Selon les enquêteurs, un agent chargé de l’impression des sujets aurait transmis les épreuves à certains candidats avant le concours, avec l’aide de complices, contre une somme d’environ un million d’ariary, soit près de 200 euros.
Six suspects ont déjà été présentés à la justice pour des faits présumés de corruption active et passive.
Ce scandale suscite une forte inquiétude parmi les candidats. Beaucoup redoutent désormais une annulation totale du concours, après plusieurs années de préparation pour intégrer l’École nationale de la magistrature et des greffes.

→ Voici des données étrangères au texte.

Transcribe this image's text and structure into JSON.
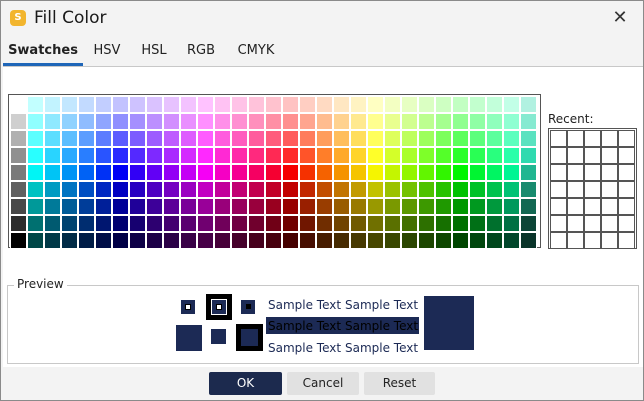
{
  "window": {
    "title": "Fill Color",
    "app_icon_letter": "S"
  },
  "tabs": [
    {
      "label": "Swatches",
      "active": true
    },
    {
      "label": "HSV"
    },
    {
      "label": "HSL"
    },
    {
      "label": "RGB"
    },
    {
      "label": "CMYK"
    }
  ],
  "swatches": {
    "selected_color": "#1c2a55",
    "columns": 31,
    "rows": 9
  },
  "recent": {
    "label": "Recent:",
    "rows": 7,
    "columns": 5
  },
  "preview": {
    "label": "Preview",
    "sample_text": "Sample Text",
    "selected_color": "#1c2a55"
  },
  "buttons": {
    "ok": "OK",
    "cancel": "Cancel",
    "reset": "Reset"
  }
}
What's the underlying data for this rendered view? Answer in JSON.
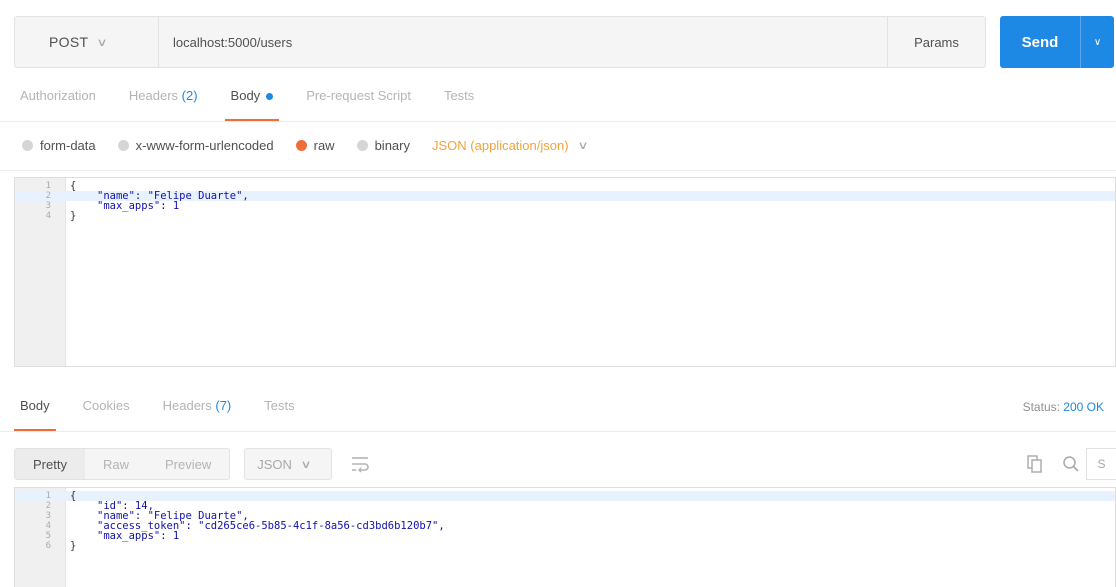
{
  "request": {
    "method": "POST",
    "url": "localhost:5000/users",
    "params_label": "Params",
    "send_label": "Send"
  },
  "request_tabs": [
    {
      "label": "Authorization"
    },
    {
      "label": "Headers",
      "count": "(2)"
    },
    {
      "label": "Body"
    },
    {
      "label": "Pre-request Script"
    },
    {
      "label": "Tests"
    }
  ],
  "body_types": [
    {
      "label": "form-data",
      "selected": false
    },
    {
      "label": "x-www-form-urlencoded",
      "selected": false
    },
    {
      "label": "raw",
      "selected": true
    },
    {
      "label": "binary",
      "selected": false
    }
  ],
  "content_type": "JSON (application/json)",
  "request_body": {
    "line_numbers": [
      "1",
      "2",
      "3",
      "4"
    ],
    "lines": [
      "{",
      "\"name\": \"Felipe Duarte\",",
      "\"max_apps\": 1",
      "}"
    ]
  },
  "response_tabs": [
    {
      "label": "Body"
    },
    {
      "label": "Cookies"
    },
    {
      "label": "Headers",
      "count": "(7)"
    },
    {
      "label": "Tests"
    }
  ],
  "status": {
    "label": "Status:",
    "value": "200 OK"
  },
  "view_modes": [
    "Pretty",
    "Raw",
    "Preview"
  ],
  "format": "JSON",
  "response_body": {
    "line_numbers": [
      "1",
      "2",
      "3",
      "4",
      "5",
      "6"
    ],
    "lines": [
      "{",
      "\"id\": 14,",
      "\"name\": \"Felipe Duarte\",",
      "\"access_token\": \"cd265ce6-5b85-4c1f-8a56-cd3bd6b120b7\",",
      "\"max_apps\": 1",
      "}"
    ]
  },
  "colors": {
    "accent": "#1e88e5",
    "active_tab": "#f26b3a",
    "content_type": "#f2a33a"
  },
  "icons": {
    "copy": "copy-icon",
    "search": "search-icon",
    "wrap": "wrap-lines-icon"
  }
}
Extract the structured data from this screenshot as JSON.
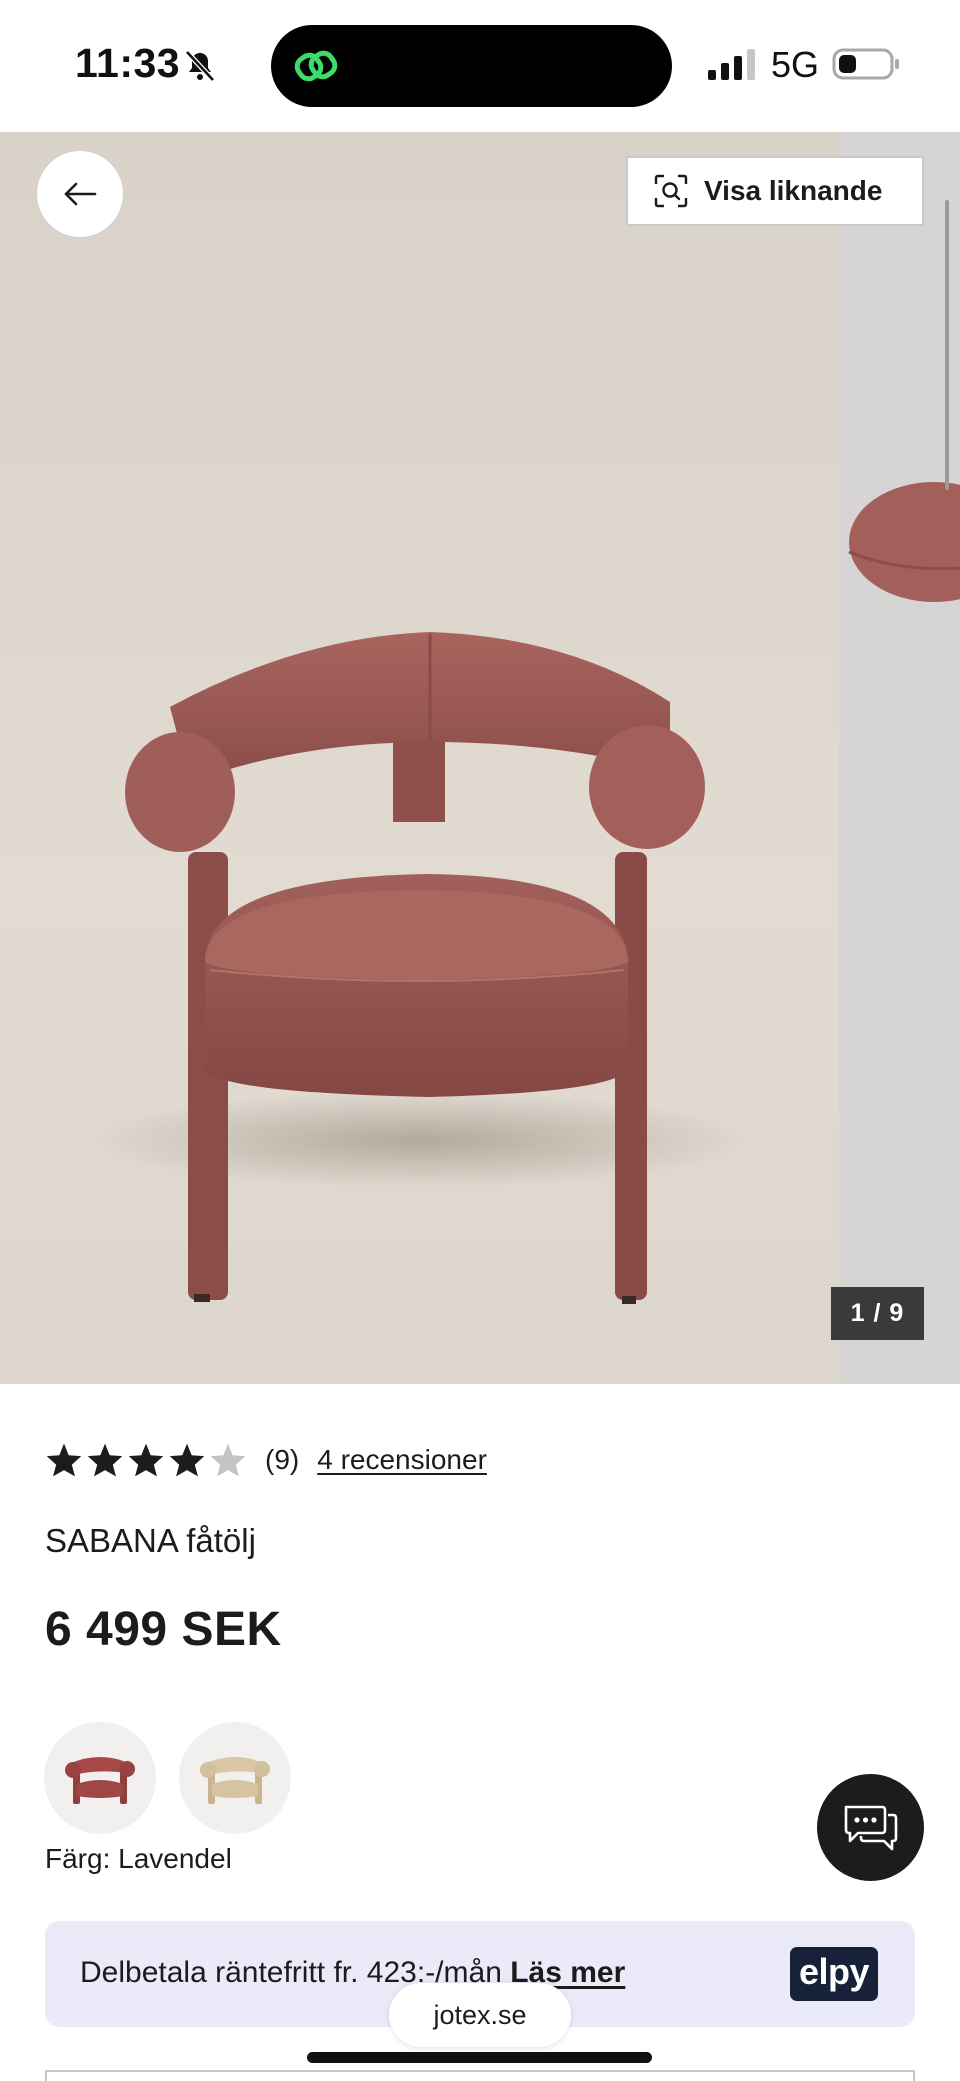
{
  "status_bar": {
    "time": "11:33",
    "network": "5G",
    "icons": [
      "bell-slash-icon",
      "app-chain-icon",
      "signal-icon",
      "battery-icon"
    ]
  },
  "gallery": {
    "similar_button_label": "Visa liknande",
    "counter": "1 / 9",
    "current_image": 1,
    "total_images": 9,
    "icons": [
      "arrow-left-icon",
      "visual-search-icon"
    ]
  },
  "product": {
    "rating": 4,
    "rating_max": 5,
    "rating_count": "(9)",
    "reviews_link": "4 recensioner",
    "title": "SABANA fåtölj",
    "price": "6 499 SEK",
    "swatches": [
      {
        "name": "rose-velvet",
        "color": "#a8595a"
      },
      {
        "name": "beige",
        "color": "#d8c6a5"
      }
    ],
    "color_label": "Färg: Lavendel"
  },
  "installment": {
    "text": "Delbetala räntefritt fr. 423:-/mån ",
    "link": "Läs mer",
    "brand": "elpy",
    "brand_color": "#17223a"
  },
  "browser": {
    "url": "jotex.se"
  },
  "colors": {
    "chair": "#9b5a55",
    "banner_bg": "#eaeaf8",
    "chat_bg": "#1c1c1c",
    "island_icon": "#3ddc6a"
  }
}
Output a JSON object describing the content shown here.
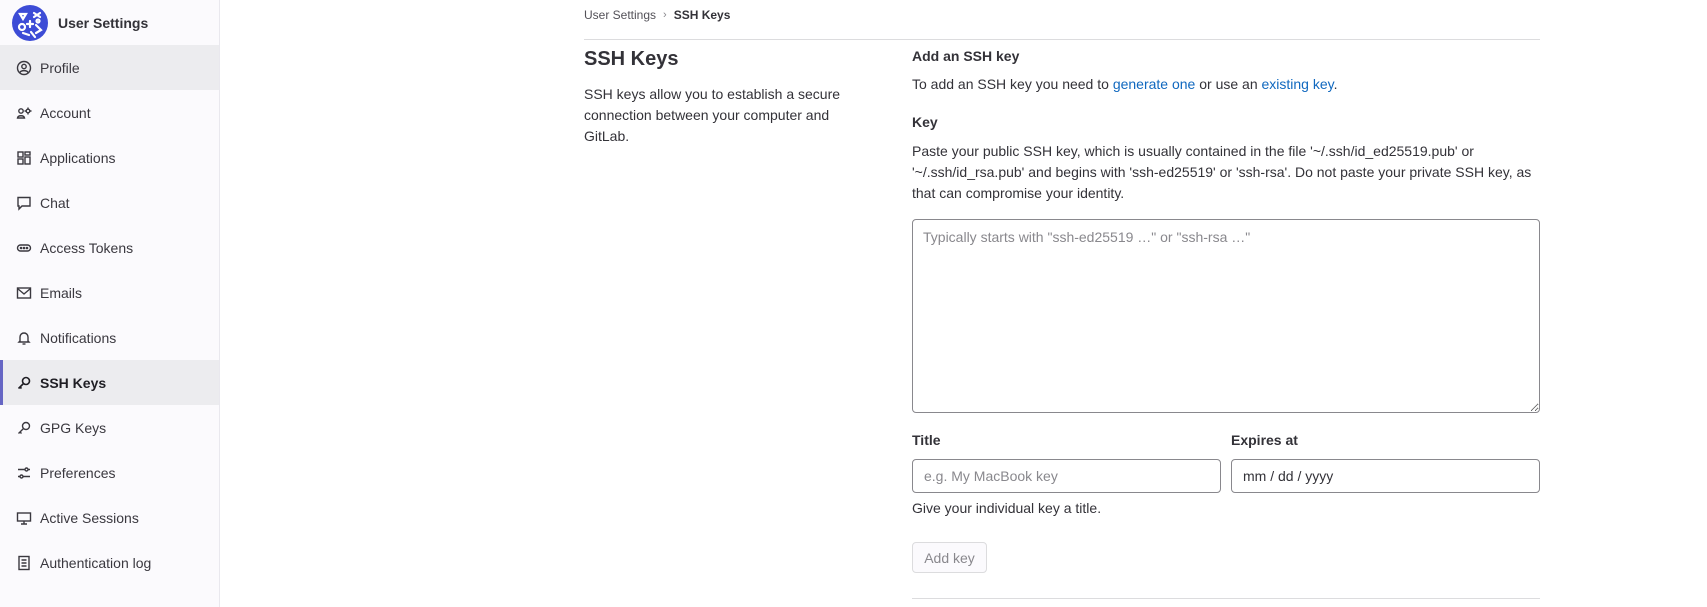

Cette année, le concours était particulièrement sélectif avec 4 170 candidats pour seulement 150 places.
Plusieurs admissibles dénoncent également les conséquences sociales de cette suspension. Certains étudiants venus des provinces affirment vivre dans des conditions précaires à Antananarivo en attendant une décision officielle sur la suite du processus.
L’affaire relance aussi les débats sur la corruption dans le système judiciaire malgache. Selon les doléances recueillies par le Bureau indépendant anti-corruption, la justice figurait parmi les administrations les plus touchées par la corruption à Madagascar en 2025.
Les candidats appellent désormais les autorités à clarifier rapidement l’avenir du concours et à éviter que cette crise ne pénalise les postulants ayant réussi les épreuves de manière honnête.